Asia-Pacific hotel investment grew 46% year-on-year in 2021 to reach $12.1 billion, buoyed by a steady reopening of borders and easing travel restrictions outside China, data show.
Real estate group CBRE said a range of investors, from real estate investment trusts to private offices, and a growing volume of private equity funds, are acquiring hotels in anticipation of pent-up tourist demand.
Some buyers are converting hotel assets into offices and co-living spaces.
“Hotels are among the sectors poised to benefit as the region’s borders reopen,” Steve Carroll, head of hotels and hospitality at CBRE Asia Pacific, said.

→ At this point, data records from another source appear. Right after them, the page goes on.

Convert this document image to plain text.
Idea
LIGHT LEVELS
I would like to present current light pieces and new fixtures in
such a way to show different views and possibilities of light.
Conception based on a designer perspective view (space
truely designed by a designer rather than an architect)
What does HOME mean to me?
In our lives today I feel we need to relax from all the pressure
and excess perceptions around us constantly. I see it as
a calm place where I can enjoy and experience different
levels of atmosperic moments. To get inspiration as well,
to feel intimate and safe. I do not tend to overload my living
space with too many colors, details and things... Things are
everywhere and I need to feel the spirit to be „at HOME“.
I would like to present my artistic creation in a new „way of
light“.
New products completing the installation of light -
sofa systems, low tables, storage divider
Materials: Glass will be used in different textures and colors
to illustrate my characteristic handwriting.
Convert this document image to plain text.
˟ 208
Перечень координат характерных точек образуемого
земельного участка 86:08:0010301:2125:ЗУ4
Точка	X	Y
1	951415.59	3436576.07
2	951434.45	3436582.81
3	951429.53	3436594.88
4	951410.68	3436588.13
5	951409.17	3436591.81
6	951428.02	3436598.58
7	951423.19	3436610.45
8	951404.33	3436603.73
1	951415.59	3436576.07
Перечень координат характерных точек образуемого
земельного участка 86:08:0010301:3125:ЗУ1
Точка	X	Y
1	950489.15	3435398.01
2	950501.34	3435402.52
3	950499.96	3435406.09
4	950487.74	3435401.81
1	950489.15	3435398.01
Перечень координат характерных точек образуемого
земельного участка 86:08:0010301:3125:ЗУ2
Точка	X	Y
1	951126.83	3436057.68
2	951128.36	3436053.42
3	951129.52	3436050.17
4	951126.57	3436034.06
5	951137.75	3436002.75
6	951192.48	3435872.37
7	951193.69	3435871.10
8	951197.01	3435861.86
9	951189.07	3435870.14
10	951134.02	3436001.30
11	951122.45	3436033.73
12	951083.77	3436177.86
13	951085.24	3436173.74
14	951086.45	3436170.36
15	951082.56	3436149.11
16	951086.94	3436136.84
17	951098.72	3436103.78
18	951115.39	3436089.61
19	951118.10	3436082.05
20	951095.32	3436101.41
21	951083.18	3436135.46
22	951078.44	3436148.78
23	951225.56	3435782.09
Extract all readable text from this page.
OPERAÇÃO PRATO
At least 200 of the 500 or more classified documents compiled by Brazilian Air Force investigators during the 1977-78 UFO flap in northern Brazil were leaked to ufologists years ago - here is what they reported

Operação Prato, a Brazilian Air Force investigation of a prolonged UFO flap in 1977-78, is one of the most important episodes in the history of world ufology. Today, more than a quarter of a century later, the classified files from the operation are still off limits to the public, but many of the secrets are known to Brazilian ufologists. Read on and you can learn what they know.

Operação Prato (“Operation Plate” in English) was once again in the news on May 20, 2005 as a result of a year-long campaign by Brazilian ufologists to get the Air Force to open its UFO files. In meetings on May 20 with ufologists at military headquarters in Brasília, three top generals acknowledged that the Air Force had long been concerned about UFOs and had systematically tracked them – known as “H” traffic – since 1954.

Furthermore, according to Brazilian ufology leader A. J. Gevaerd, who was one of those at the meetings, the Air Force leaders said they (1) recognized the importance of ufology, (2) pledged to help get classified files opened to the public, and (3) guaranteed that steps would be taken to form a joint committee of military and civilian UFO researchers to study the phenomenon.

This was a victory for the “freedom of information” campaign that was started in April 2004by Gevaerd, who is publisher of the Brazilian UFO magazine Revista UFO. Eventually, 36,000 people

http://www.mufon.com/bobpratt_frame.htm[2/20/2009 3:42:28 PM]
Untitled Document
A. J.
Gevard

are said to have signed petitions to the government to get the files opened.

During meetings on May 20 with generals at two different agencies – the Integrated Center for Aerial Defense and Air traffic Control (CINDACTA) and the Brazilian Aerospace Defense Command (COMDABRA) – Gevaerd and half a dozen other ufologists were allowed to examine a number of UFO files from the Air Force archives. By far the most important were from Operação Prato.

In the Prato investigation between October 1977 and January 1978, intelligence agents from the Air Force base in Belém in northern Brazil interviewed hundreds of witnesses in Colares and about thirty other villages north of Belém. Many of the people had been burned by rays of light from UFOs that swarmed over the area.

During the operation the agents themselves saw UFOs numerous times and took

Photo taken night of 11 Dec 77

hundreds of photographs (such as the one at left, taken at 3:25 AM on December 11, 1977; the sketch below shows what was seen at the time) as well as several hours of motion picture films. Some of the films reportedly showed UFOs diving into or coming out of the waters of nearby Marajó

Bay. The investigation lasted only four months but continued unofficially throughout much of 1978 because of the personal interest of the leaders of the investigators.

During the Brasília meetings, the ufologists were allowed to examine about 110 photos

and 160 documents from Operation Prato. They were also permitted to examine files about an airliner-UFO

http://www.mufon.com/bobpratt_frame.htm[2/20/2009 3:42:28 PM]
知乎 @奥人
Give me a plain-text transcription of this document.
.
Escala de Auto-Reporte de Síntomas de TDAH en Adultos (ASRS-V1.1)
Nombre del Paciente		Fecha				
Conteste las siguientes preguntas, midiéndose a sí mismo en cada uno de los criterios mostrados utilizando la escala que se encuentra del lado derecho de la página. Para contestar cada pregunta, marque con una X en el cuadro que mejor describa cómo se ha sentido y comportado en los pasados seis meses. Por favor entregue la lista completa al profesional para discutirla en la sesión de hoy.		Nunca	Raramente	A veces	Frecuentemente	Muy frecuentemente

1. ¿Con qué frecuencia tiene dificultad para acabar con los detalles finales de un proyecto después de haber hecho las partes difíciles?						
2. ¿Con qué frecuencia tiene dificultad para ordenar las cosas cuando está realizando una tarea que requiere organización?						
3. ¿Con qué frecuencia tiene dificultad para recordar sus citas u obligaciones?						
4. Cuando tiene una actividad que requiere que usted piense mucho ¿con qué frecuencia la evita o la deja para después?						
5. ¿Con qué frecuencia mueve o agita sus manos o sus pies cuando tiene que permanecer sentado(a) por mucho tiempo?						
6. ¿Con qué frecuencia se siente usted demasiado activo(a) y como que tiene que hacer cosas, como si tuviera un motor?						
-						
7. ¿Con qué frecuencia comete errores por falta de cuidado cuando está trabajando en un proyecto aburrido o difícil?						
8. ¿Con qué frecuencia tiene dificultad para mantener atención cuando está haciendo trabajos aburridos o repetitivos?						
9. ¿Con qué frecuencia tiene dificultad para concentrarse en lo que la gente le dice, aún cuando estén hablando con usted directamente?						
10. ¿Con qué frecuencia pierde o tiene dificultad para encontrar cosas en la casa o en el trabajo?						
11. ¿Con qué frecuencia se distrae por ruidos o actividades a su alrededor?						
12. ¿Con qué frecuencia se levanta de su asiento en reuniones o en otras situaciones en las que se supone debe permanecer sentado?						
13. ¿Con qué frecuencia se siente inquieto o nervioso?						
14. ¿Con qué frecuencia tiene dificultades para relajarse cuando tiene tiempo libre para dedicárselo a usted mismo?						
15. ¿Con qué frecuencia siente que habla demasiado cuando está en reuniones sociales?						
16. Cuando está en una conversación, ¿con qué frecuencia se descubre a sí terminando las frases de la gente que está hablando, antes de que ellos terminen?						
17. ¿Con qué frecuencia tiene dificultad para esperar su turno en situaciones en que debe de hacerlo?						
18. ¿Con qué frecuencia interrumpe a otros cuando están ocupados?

“The sector offers attractive risk-adjusted yields and asset repositioning opportunities.”
Foreign Investment Rises
Foreign investors are also active, Carroll said, especially in Hong Kong, which has endured two years of lockdowns and tough border requirements due to Covid-19.
“In the past six months, foreign funds have acquired Butterfly on Prat, Hotel sáv Hong Kong and Travelodge Central Hollywood Road, with plans to incorporate co-living or student accommodation elements in the redevelopment,” Carroll said, referring to three midrange properties.
Mainland tourists have been the main source of tourism in Hong Kong, accounting for nearly 80% of visitors in 2019. Currently, travel across the Hong Kong-China border remains limited
Despite continuing curbs in Hong Kong, the hotel industry has not seen any significant distressed assets.
CBRE found that the number of investors expecting a discount on hotel assets dropped from 99% in 2021 to 78% this year, suggesting an improvement in asset price.